DNA bending and sequence-dependent backbone conformation NMR and computer experiments.

Although DNA bending plays a crucial role in several biological processes, very little is known experimentally about the relationship between sugar phosphate conformation and sequence directed bending. In this paper, we determine the coupling constants for a nonself-complementary 11-mer A-tract DNA duplex from 2D NMR experiments and along each chain of the duplex, we report the sugar pucker, torsional preferences and conformational averaging about the C3'-O3', C4'-C5' and C5'-O5' bonds for each nucleotide.

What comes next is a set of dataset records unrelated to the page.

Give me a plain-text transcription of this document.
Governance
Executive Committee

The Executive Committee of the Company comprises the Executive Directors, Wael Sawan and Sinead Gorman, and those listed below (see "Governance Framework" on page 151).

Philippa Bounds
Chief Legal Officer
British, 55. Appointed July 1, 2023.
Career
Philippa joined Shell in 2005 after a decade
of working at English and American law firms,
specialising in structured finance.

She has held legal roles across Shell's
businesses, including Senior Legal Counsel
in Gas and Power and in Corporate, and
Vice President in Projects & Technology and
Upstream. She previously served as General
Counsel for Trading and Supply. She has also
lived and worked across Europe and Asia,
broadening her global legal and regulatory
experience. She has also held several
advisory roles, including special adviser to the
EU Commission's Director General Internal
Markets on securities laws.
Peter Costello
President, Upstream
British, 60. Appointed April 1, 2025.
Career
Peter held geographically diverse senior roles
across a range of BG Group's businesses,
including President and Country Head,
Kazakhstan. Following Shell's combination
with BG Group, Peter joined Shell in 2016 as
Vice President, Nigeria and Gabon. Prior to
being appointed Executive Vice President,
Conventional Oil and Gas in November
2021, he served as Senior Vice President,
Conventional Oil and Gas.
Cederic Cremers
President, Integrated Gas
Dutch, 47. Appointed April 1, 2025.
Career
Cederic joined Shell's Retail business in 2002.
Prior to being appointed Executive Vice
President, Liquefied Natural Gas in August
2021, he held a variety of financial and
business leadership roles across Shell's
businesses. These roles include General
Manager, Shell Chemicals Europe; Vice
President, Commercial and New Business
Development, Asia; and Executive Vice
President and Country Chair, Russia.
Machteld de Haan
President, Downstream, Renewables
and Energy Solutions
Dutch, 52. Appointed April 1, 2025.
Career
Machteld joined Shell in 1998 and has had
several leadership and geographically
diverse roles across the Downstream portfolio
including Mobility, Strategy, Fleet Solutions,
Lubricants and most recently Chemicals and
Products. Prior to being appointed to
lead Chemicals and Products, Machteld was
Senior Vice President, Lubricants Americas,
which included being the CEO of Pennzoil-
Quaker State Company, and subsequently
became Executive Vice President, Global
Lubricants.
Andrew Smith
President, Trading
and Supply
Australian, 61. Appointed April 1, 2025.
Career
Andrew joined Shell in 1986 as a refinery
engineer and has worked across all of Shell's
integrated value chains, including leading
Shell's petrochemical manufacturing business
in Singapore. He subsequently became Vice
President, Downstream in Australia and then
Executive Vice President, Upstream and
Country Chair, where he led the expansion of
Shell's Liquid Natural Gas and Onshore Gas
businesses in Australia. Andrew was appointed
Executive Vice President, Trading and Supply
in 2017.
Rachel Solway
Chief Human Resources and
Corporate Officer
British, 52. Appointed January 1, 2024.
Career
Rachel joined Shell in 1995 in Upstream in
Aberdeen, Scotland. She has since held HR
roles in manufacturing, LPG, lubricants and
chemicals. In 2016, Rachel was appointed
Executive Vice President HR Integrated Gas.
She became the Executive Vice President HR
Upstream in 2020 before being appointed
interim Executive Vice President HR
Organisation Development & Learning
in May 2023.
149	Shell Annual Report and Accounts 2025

The A-tract exists as an equilibrium blend of canonical B-form and noncanonical B-form in which the exocyclic C4'-C5' bond is in trans conformation as in the original Watson-Crick model [Crick, F.H.C. & Watson, J.D. (1954) Proc. Roy. Soc. (London), A223, 80-96]. The trans conformation at the C4'-C5' can increase the interphosphate distance and lead to local unwinding of the duplex and rolling of the base pair into the major groove. This will create a kink or hinge. At the 3'-end of the A-tract in the purine-thymine step, the duplex is compressed by the presence of a junction between A and B forms of DNA exclusively in one strand, with consequent reduction of the phosphate-phosphate distance. The coupling constant data seriously disagree with the A-tract DNA bending model of Crothers [Koo, H.-S., Wu, H.-M. & Crothers, D.M. (1986) Nature 320, 501-506], but is in agreement with the finding of Leroy et al. [Leroy, J.-L., Charretier, E., Kochoyan, M. & Gueron, M. (1988) Biochemistry 27, 8894-8898] that the structure that drives bending in the A-tract is locally different from B-DNA. Structural distortions are extremely localized with little or no propagation. It is likely that transcription factor proteins recognize these preexisting deformations in the free DNA itself and mold it into the matrix of the protein.